タイ政府、絹産業の高度化を推進 国産シルクを世界市場へ

【タイ】政府は、伝統産業であるタイシルクと養蚕業を世界市場で競争力のある産業に育成する方針を示した。シルク産業を支える農家、生産者、事業者の所得向上と生活改善を図り、原料から製品までのサプライチェーン全体を強化する。

 ヨッチャナン・ウォンサワット副首相兼高等教育科学研究革新相、ワッチャラポン・カーオカム副農業協同組合相、農業協同組合省養蚕局が協議し、研究開発(R&D)の方向性を示した。養蚕局を中心に蚕品種の改良、原料管理、加工技術の高度化を進め、タイシルク製品の付加価値向上と農家の安定収入につなげる。

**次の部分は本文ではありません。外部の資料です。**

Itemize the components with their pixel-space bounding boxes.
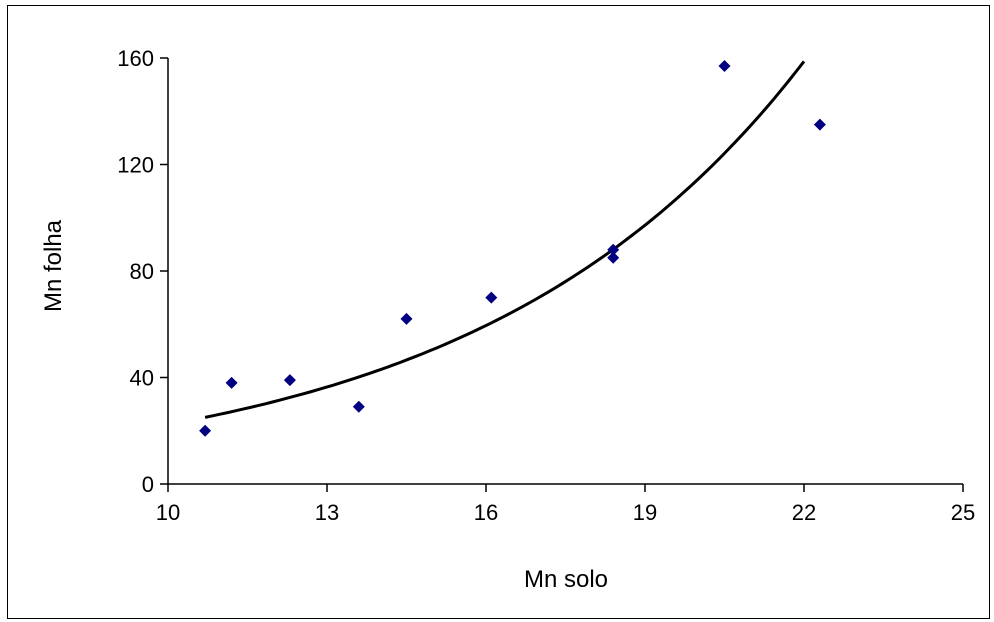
y-tick-label: 80 (130, 259, 154, 284)
x-tick-label: 25 (951, 500, 975, 525)
y-tick-label: 160 (117, 46, 154, 71)
x-tick-label: 13 (315, 500, 339, 525)
y-tick-label: 120 (117, 153, 154, 178)
data-point (607, 243, 620, 256)
data-point (225, 376, 238, 389)
y-tick-label: 40 (130, 366, 154, 391)
data-point (485, 291, 498, 304)
data-point (400, 312, 413, 325)
y-axis-ticks: 0 40 80 120 160 (117, 46, 168, 497)
data-point (283, 374, 296, 387)
data-point (718, 59, 731, 72)
data-point (199, 424, 212, 437)
data-point (352, 400, 365, 413)
x-axis-ticks: 10 13 16 19 22 25 (156, 484, 975, 525)
y-tick-label: 0 (142, 472, 154, 497)
x-axis-title: Mn solo (524, 566, 608, 593)
x-tick-label: 22 (792, 500, 816, 525)
x-tick-label: 16 (474, 500, 498, 525)
chart-area (7, 5, 990, 619)
axes (167, 58, 963, 485)
y-axis-title: Mn folha (40, 219, 67, 312)
x-tick-label: 10 (156, 500, 180, 525)
x-tick-label: 19 (633, 500, 657, 525)
data-point (813, 118, 826, 131)
data-point (607, 251, 620, 264)
data-points (199, 59, 826, 437)
trendline (204, 60, 806, 419)
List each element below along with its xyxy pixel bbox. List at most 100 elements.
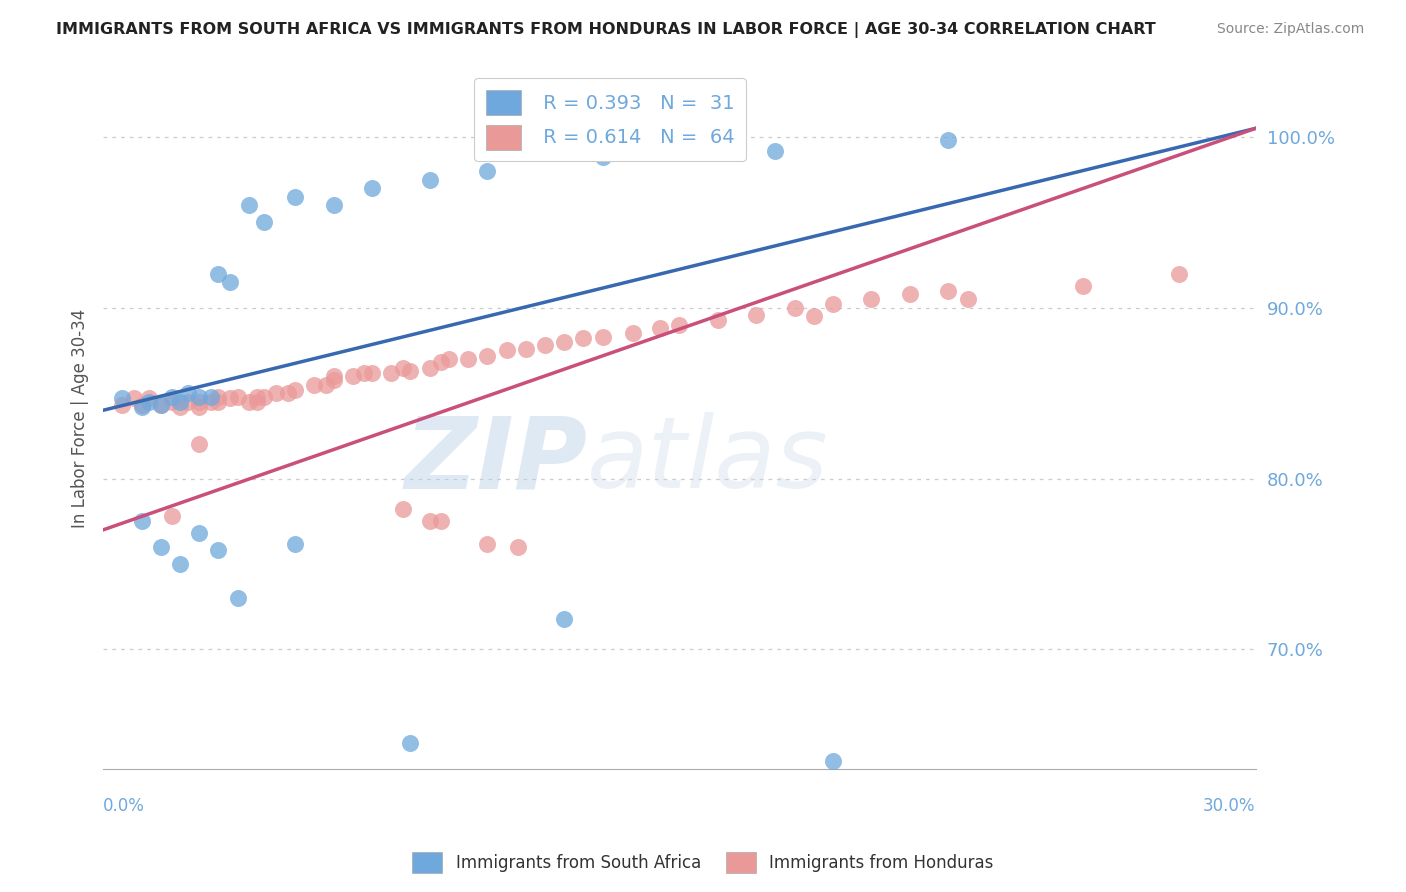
Text: Source: ZipAtlas.com: Source: ZipAtlas.com — [1216, 22, 1364, 37]
Point — [122, 392, 145, 406]
Point — [188, 526, 211, 541]
Point — [783, 301, 806, 315]
Text: atlas: atlas — [588, 412, 828, 509]
Point — [322, 369, 344, 384]
Point — [284, 383, 307, 397]
Point — [430, 355, 453, 369]
Point — [162, 509, 184, 524]
Point — [138, 394, 160, 409]
Point — [149, 398, 172, 412]
Point — [200, 390, 222, 404]
Text: ZIP: ZIP — [404, 412, 588, 509]
Point — [553, 334, 575, 349]
Point — [803, 310, 825, 324]
Point — [399, 364, 422, 378]
Point — [226, 591, 249, 606]
Point — [621, 326, 644, 341]
Point — [391, 360, 413, 375]
Point — [457, 351, 479, 366]
Text: 0.0%: 0.0% — [103, 797, 145, 815]
Point — [495, 343, 517, 358]
Point — [188, 400, 211, 414]
Point — [246, 390, 269, 404]
Point — [131, 514, 153, 528]
Point — [149, 540, 172, 554]
Point — [226, 390, 249, 404]
Point — [823, 297, 845, 311]
Point — [284, 536, 307, 550]
Point — [477, 349, 499, 363]
Point — [506, 540, 529, 554]
Point — [361, 366, 384, 380]
Point — [823, 754, 845, 768]
Text: 30.0%: 30.0% — [1204, 797, 1256, 815]
Point — [246, 394, 269, 409]
Point — [169, 557, 191, 571]
Point — [353, 366, 375, 380]
Point — [322, 198, 344, 212]
Point — [207, 394, 229, 409]
Point — [219, 392, 242, 406]
Point — [936, 284, 959, 298]
Point — [111, 398, 134, 412]
Point — [304, 377, 326, 392]
Point — [169, 394, 191, 409]
Point — [188, 437, 211, 451]
Point — [391, 502, 413, 516]
Point — [1071, 278, 1094, 293]
Point — [200, 394, 222, 409]
Point — [419, 360, 441, 375]
Point — [138, 392, 160, 406]
Y-axis label: In Labor Force | Age 30-34: In Labor Force | Age 30-34 — [72, 310, 89, 528]
Point — [207, 390, 229, 404]
Point — [572, 331, 595, 345]
Point — [169, 400, 191, 414]
Point — [207, 267, 229, 281]
Point — [361, 181, 384, 195]
Point — [936, 133, 959, 147]
Point — [315, 377, 337, 392]
Point — [419, 172, 441, 186]
Point — [176, 394, 198, 409]
Point — [1167, 267, 1189, 281]
Point — [477, 164, 499, 178]
Point — [668, 318, 690, 332]
Point — [176, 386, 198, 401]
Point — [162, 394, 184, 409]
Point — [534, 338, 557, 352]
Point — [284, 189, 307, 203]
Legend:  R = 0.393   N =  31,  R = 0.614   N =  64: R = 0.393 N = 31, R = 0.614 N = 64 — [474, 78, 747, 161]
Point — [707, 312, 730, 326]
Point — [430, 514, 453, 528]
Point — [253, 215, 276, 229]
Point — [264, 386, 287, 401]
Point — [745, 308, 768, 322]
Point — [437, 351, 460, 366]
Text: IMMIGRANTS FROM SOUTH AFRICA VS IMMIGRANTS FROM HONDURAS IN LABOR FORCE | AGE 30: IMMIGRANTS FROM SOUTH AFRICA VS IMMIGRAN… — [56, 22, 1156, 38]
Point — [419, 514, 441, 528]
Point — [111, 392, 134, 406]
Point — [553, 612, 575, 626]
Point — [342, 369, 364, 384]
Point — [188, 394, 211, 409]
Point — [380, 366, 402, 380]
Point — [219, 275, 242, 289]
Point — [131, 400, 153, 414]
Point — [238, 198, 260, 212]
Point — [399, 736, 422, 750]
Point — [592, 150, 614, 164]
Point — [277, 386, 299, 401]
Point — [162, 390, 184, 404]
Point — [322, 372, 344, 386]
Point — [898, 287, 921, 301]
Legend: Immigrants from South Africa, Immigrants from Honduras: Immigrants from South Africa, Immigrants… — [406, 846, 1000, 880]
Point — [592, 330, 614, 344]
Point — [238, 394, 260, 409]
Point — [188, 390, 211, 404]
Point — [765, 144, 787, 158]
Point — [131, 398, 153, 412]
Point — [515, 342, 537, 356]
Point — [149, 398, 172, 412]
Point — [956, 292, 979, 306]
Point — [860, 292, 883, 306]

 政府は当面の重点施策として、1)地域や事業者が生糸を借り受けて製品化・販売できる「生糸バンク」を創設し、生産資金の流動性を高める、2)農家や事業者の技能向上を図るため、現代の市場ニーズに合わせた研修カリキュラムを整備し、生産からデザイン、販売までを支援する、3)品質認証制度である「王室認定孔雀マーク」の認知度を高め、国内外の消費者が信頼できる国際的な品質シンボルとして育成する、4)熱染め・冷染めの双方を網羅した染色技術の標準化と知識データベースを整備し、製品品質の底上げと高付加価値商品の開発につなげる、といった取り組みを打ち出している。